Williams highlighted the COVID-19 pandemic for its acceleration of corporate sustainability and ESG efforts, “and if you look at what has changed over that period, I don’t think it was anything particularly new in the underlying scientific knowledge, but rather that there has been a change in how society as a whole thinks about the importance and urgency of environmental sustainability,” he said.

For many corporate leaders, the impact of climate science has been less direct and has surfaced through customer, employee, shareholder, and regulator pressures. While there are certainly enterprise execs leading these changes, many are “simply responding to a change emanating from society at large,” he noted.

This scenario represents a clear example of the tragedy of the commons, Williams argued.

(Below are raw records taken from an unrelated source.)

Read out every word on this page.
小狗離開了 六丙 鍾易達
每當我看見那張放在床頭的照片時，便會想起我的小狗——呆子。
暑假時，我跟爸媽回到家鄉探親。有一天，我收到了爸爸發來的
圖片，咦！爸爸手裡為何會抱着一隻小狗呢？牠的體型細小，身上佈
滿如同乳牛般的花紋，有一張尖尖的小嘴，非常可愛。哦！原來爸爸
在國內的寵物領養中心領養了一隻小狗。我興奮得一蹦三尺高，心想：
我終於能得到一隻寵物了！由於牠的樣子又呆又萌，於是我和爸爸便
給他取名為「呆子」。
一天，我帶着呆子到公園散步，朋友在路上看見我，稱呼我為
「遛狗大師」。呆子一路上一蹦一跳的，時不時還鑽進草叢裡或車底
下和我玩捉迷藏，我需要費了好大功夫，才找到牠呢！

Certain sustainability initiatives carry obvious positive business results like revenue increases, cost reductions, and risk limitations, but companies would likely implement those initiatives regardless of the environmental benefits. That’s why profit tends to be a weak motivator for positive environmental behavior.

“Unfortunately, [environmental sustainability] is not always that neat or convenient, and the individual profit motive is poorly suited to incentivize for many of the changes we as a society need to enact to achieve our environmental goals,” Williams said.

At the end of the day, corporations can’t be left to their own devices and be expected to meaningfully respond to climate change, he argued, citing economists’ term for environmental challenges: negative externalities. “This is one of the reasons why governments and other institutions have such an important role to play in incentivizing behavior (amongst individuals as well as businesses) that serves the common good,” Williams said.

Without well-designed industry regulations, an enterprise that does want to take responsibility for its role in climate change “may be worried that doing the right thing will put them at a competitive disadvantage,” he explained.